Читать «О слышании и делании» онлайн - страница 159
Митрополит
Одна группа была очень забавная. Я в 1967 или 1968 году в течение недели проповедовал на улицах в Оксфорде. Просто становился где-нибудь, подбиралось несколько человек, я в течение часа проповедовал Евангелие, а в течение полутора часов отвечал на вопросы. В какой-то день ко мне подошел юноша – мохнатый, лохматый, с длинными волосами, одетый в длинную свитку, и говорит: Чего Вы на наши собрания не ходите? Я спрашиваю: А какие собрания? – У нас целая группа хиппи здесь, а чем Вы не хиппи? одеты, как никто, вид у Вас совершенно странный, вокруг шеи какая-то цепь с чем-то: такой же хиппи, только из старых... Я сказал, что если так, то конечно приду на собрание; когда следующее? – Сегодня вечером приходите... Вот, пришел я на собрание: громадная комната, матрасы по стенам, свечки стоят на голом полу (и для освещения и для прикуривания), и один из молодых людей стоит, свои стихи читает. Я пробрался в какой-то угол, сел на матрас и стал слушать. Первое, что меня поразило, это – как его слушали. Там было человек пятьдесят, и слушали его благоговейно, как слушают человека, который говорит о себе самое сокровенное и которого слушают с вниманием и уважением к тому, что он свою душу открывает. В какой-то момент он кончил, сказал: Ну, кажется, все, – и пошел сел на свой матрас; потом еще кто-то выступил, и еще кто-то. Я подумал: если я дикий, почему бы мне не выступить? – и на четвереньках выбрался вперед и говорю: я хочу сказать нечто; я хочу сказать вам, как и почему я стал верующим. Я им рассказал сначала о ранних годах эмиграции, о том, как жилось – потому что им не вредно сообразить, что жилось-то хуже, чем им; мы не были такие мохнатые, кудластые, но ели меньше... Потом рассказал, каким образом я стал верующим; когда кончил, была такая минута молчания, началась драматическая пауза; я подумал: ух, как благоговейно все это звучит! – Но благоговение кончилось, потому что вдруг открылась дверь, огромный барбос ворвался в комнату, промчался вокруг прямо ко мне, ткнулся мордой в лицо и удрал. Этим, конечно, кончилась мистическая атмосфера, драматический эффект был уничтожен; после этого мы еще довольно долго сидели, рассуждали, и кто-то из них ко мне подошел и говорит: Хорошо, что Вы пришли! – А почему? – А у Вас глаза добрые... – А что? – Знаете, Вы на нас смотрите и не презираете... Такая реакция очень интересна была, потому что, конечно, их принимают и в хвост и в гриву.

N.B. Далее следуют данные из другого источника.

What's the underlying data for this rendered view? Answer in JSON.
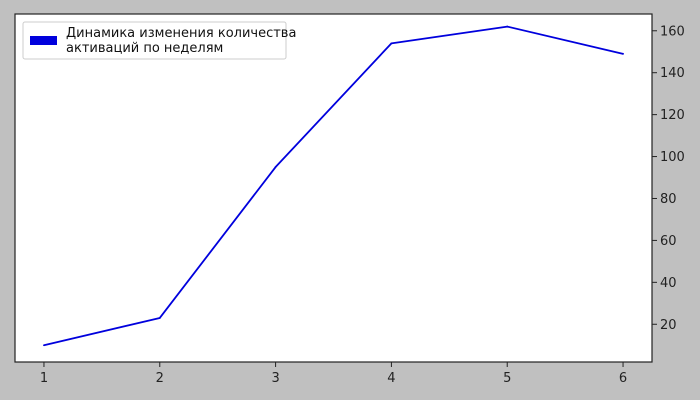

Это была первая встреча; потом стали ко мне в церковь ходить хиппи. Наши старушки, я бы сказал, не в телячьем восторге были, – подумайте о своих здешних – когда они стали появляться: Отец Антоний, неужели они всю церковь собой заполнят?.. – А их только сорок или пятьдесят, и стоят они очень хорошо... В общем, восторга не было. После какого-то богослужения я их словил и пригласил к себе, и потом они год ко мне ходили раз в месяц пить чай и разговаривать; потом стали ходить на лекции, которые у нас устраиваются. А потом в какой-то день они пришли и говорят: Знаете, мы хотим молиться; не хотите ли Вы провести с нами всенощное бдение и нас учить?.. И мы десять часов промолились. Это совсем неплохо, чтобы группа из человек шестидесяти девчат и молодых людей десять часов сряду молилась – это показывает, что они действительно молиться хотели. Причем мы, конечно, не совершали богослужение; было бы бессмысленно совершать православную всенощную для группы людей, которые вообще не знают, на чем они стоят. Но мы сделали так: нас было трое, мы разделили время на три периода по три часа, и в интервалах после каждого периода из трех часов был кофе и хлеб (все-таки они пришли с работы или откуда-то, где они уставали). Мы вели так: каждый из нас (было два англичанина) делал вступление на какую-то тему; потом был период с полчаса; а потом такое размышление вслух, то есть эта же тема разбивалась на маленькие предложения, над которыми каждый должен был подумать несколько минут и которые потом собирались в форме короткой молитвы. Так мы десять часов промолились.